A tunic lay on the bed, bone needle and thread halfway through a rip on one sleeve. Gerin turned the sleeve right side out so he could see how the repair would look. “That’s fine work,” he said.
“For which I thank you, though sewing by lamplight is more trouble nor it’s worth, I’m thinking.” Fand rubbed her eyes to show him what she meant. After an awkward pause, she went on, “But you didna come here to be talking of shirts.” She sat down on the bed.
“No, I didn’t.” Gerin sat down beside her. “I came because I hoped we could end the quarrel between us.”

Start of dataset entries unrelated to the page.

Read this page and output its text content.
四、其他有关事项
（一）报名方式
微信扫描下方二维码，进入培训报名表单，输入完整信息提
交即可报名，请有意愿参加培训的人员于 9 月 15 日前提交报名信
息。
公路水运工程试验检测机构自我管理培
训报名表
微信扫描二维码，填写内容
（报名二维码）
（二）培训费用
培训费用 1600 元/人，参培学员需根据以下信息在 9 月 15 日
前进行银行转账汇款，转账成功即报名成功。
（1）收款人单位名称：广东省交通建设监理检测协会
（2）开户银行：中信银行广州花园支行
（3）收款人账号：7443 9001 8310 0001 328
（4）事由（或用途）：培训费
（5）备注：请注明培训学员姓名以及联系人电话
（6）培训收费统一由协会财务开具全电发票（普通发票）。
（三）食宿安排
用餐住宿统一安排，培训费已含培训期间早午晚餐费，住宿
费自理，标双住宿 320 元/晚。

“Because you wanted to futter me,” Fand said. She didn’t sound angry, though, as she had so often when she sent him away. She might have been talking about how the wheat was doing this year. After a moment, Gerin nodded; saying he didn’t want her would have been a lie. Fand’s mouth quirked in a wry smile. “Och, you’re no seducer, are you now? But have your way this once, Fox. We’ll see what we bring to it.” She pulled the tunic she was wearing up over her head, then stood to slide off her brightly checked wool skirt.
Seeing her naked made the breath catch in his throat, as it always did. She was a splendid woman, and she knew it, which only made the impression stronger. Gerin undressed in a hurry. They got back down on the bed together.
They did their best to please each other. The Fox tried hard; he could tell Fand was doing the same thing. He rolled off her quickly afterwards, not wanting her to have to bear his weight any longer than she needed to. “I thank you,” she said, and sat up.
Gerin lay on one side. He looked over to her and said, “It’s no good any more, is it?”